Upholding Professional Standards 2018/19
14 December 2020
Welcome to the Upholding Professional Standards review for 2018/19
We know that the vast majority of the 199,000 solicitors and 10,300 law firms we regulate do a good job and provide high-quality legal services. But, when people or firms fall short of the standards that we set, we can take action to enforce our standards and make sure that the public can continue to place confidence in the profession. This report looks at how and when we do that.
It also looks at the key themes in our work. You will see that, during 2018/19, we continued to receive reports, 64 in total, about sexual harassment in the workplace. This year, new themes have emerged in relation to ground rents and leasehold issues, as well as solicitor health and wellbeing.
This year’s review covers a transition period during which we brought in a new Enforcement Strategy and implemented a new assessment and early resolution process. The new process focuses on upfront engagement with all concerned, delivering earlier outcomes and improving customer service. I anticipate this will make quite a difference to the shape of investigations work in future reports.

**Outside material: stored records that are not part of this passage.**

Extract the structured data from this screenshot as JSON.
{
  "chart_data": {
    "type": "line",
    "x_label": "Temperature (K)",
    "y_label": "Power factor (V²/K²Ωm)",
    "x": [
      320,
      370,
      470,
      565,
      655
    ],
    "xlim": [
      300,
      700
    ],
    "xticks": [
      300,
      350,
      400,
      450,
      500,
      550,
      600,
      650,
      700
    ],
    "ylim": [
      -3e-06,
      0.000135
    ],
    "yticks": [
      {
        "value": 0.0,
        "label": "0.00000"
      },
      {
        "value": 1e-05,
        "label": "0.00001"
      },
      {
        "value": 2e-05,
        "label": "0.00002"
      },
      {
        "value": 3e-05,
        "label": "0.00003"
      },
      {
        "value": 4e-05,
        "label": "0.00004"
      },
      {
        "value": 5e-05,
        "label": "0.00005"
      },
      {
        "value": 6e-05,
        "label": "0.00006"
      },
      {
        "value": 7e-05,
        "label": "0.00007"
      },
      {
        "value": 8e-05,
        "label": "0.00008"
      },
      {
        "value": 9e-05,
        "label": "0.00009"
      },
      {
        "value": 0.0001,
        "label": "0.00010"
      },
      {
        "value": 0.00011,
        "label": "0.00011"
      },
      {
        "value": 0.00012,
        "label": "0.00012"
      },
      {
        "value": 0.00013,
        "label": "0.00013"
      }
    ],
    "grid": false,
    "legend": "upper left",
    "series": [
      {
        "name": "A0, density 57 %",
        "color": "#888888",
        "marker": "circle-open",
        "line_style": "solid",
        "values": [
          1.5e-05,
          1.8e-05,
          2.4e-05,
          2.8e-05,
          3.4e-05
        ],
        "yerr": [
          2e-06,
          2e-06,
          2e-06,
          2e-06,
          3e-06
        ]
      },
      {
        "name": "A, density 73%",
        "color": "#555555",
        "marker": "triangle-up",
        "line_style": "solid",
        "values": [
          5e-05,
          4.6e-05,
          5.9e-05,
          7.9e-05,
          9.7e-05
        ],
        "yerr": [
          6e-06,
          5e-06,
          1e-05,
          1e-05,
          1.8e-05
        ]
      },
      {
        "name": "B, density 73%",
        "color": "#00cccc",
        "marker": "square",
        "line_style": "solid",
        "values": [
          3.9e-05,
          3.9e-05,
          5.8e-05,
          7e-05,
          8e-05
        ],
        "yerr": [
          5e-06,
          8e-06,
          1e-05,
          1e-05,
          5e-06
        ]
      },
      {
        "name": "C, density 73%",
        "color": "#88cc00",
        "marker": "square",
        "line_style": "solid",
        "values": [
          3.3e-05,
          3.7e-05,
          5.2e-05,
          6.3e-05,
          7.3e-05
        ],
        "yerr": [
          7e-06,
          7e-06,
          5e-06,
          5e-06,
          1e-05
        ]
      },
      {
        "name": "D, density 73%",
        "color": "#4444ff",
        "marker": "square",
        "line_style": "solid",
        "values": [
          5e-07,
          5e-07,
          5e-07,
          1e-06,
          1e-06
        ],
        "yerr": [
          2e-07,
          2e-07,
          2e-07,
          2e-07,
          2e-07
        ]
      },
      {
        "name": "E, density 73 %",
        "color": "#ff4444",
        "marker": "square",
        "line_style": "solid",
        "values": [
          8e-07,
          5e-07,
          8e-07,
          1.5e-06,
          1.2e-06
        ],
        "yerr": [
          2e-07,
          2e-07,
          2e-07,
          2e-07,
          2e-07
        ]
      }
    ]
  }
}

In this report we have, for the first time since 2014, reported on the diversity characteristics of the people involved in our enforcement processes. There are various practical reasons why we have been unable to report on this aspect of enforcement work in recent years. While we tackled these, we have taken forward important steps to address the recommendations set out in an earlier independent review of diversity in enforcement.

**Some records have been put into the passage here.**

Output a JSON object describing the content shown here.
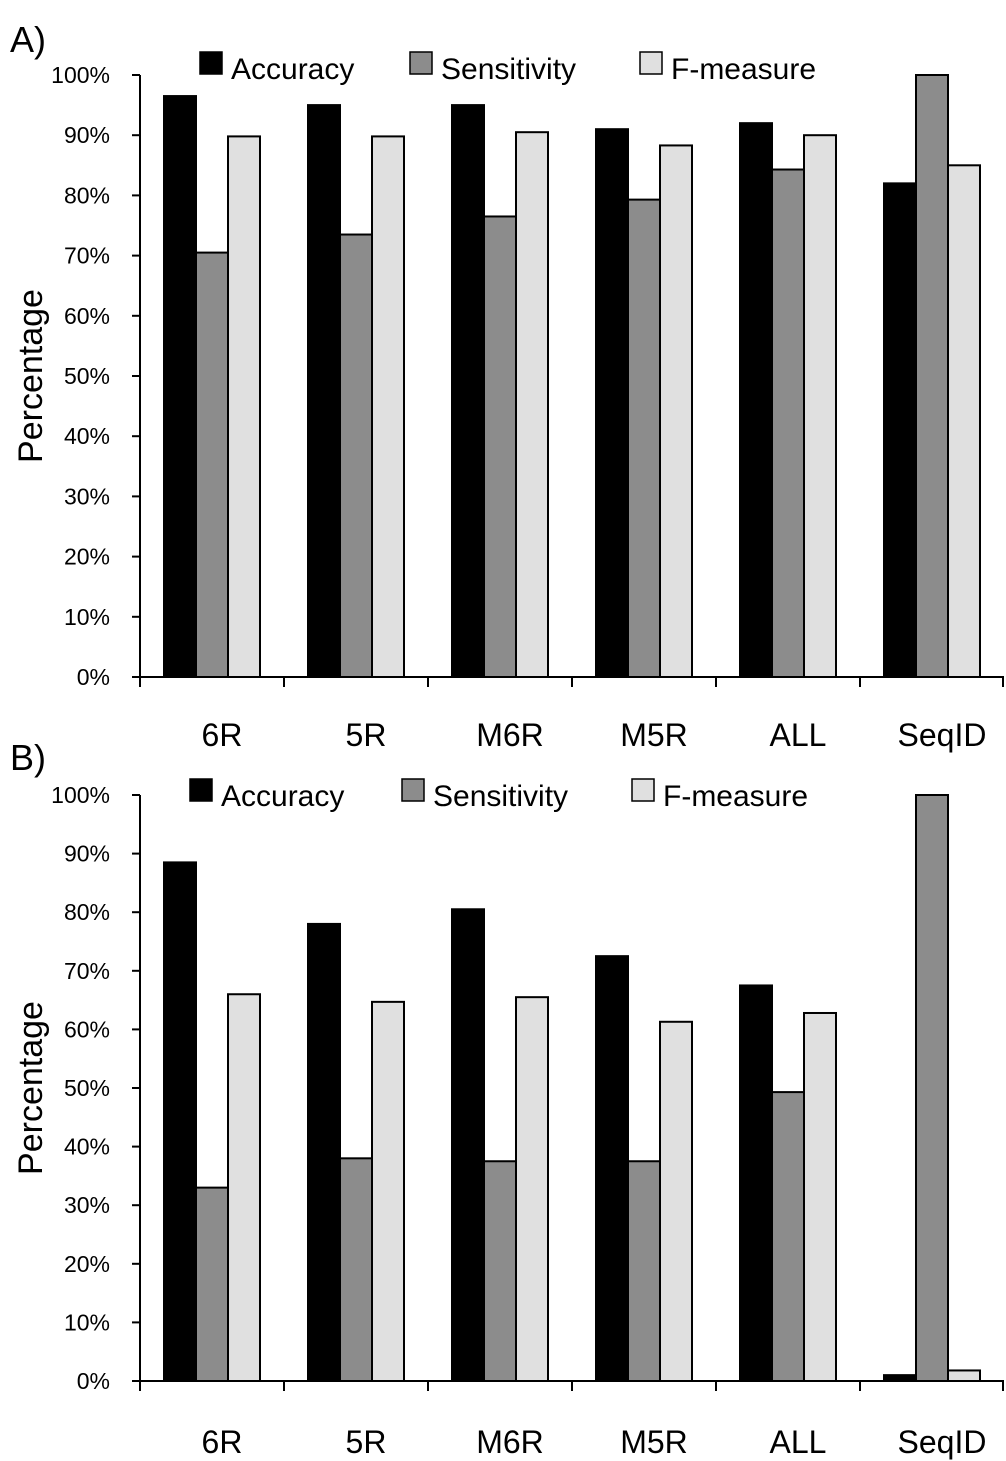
{
  "chart_data": [
    {
      "type": "bar",
      "panel_label": "A)",
      "title": "",
      "xlabel": "",
      "ylabel": "Percentage",
      "ylim": [
        0,
        100
      ],
      "y_ticks": [
        "0%",
        "10%",
        "20%",
        "30%",
        "40%",
        "50%",
        "60%",
        "70%",
        "80%",
        "90%",
        "100%"
      ],
      "categories": [
        "6R",
        "5R",
        "M6R",
        "M5R",
        "ALL",
        "SeqID"
      ],
      "legend_position": "top",
      "grid": false,
      "series": [
        {
          "name": "Accuracy",
          "color": "#000000",
          "values": [
            96.5,
            95,
            95,
            91,
            92,
            82
          ]
        },
        {
          "name": "Sensitivity",
          "color": "#8c8c8c",
          "values": [
            70.5,
            73.5,
            76.5,
            79.3,
            84.3,
            100
          ]
        },
        {
          "name": "F-measure",
          "color": "#e0e0e0",
          "values": [
            89.8,
            89.8,
            90.5,
            88.3,
            90,
            85
          ]
        }
      ]
    },
    {
      "type": "bar",
      "panel_label": "B)",
      "title": "",
      "xlabel": "",
      "ylabel": "Percentage",
      "ylim": [
        0,
        100
      ],
      "y_ticks": [
        "0%",
        "10%",
        "20%",
        "30%",
        "40%",
        "50%",
        "60%",
        "70%",
        "80%",
        "90%",
        "100%"
      ],
      "categories": [
        "6R",
        "5R",
        "M6R",
        "M5R",
        "ALL",
        "SeqID"
      ],
      "legend_position": "top",
      "grid": false,
      "series": [
        {
          "name": "Accuracy",
          "color": "#000000",
          "values": [
            88.5,
            78,
            80.5,
            72.5,
            67.5,
            1
          ]
        },
        {
          "name": "Sensitivity",
          "color": "#8c8c8c",
          "values": [
            33,
            38,
            37.5,
            37.5,
            49.3,
            100
          ]
        },
        {
          "name": "F-measure",
          "color": "#e0e0e0",
          "values": [
            66,
            64.7,
            65.5,
            61.3,
            62.8,
            1.8
          ]
        }
      ]
    }
  ]
}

The new data shows that there continues to be an overrepresentation of men and people from an ethnic minority background in the set of solicitors about whom concerns are raised. The key question for us now is, what can we do to change this for the future? To help answer this question, we have committed to commissioning independent research in 2021 to understand the structural factors that bring such overrepresentation to our front door, and to identify what we can do about this and where we can work with others to make a difference. These are difficult issues and it is certainly time to see what we can all do to shift the dial.
I hope this year's report will offer some insight into what is a critical, complex and often challenging area of our work.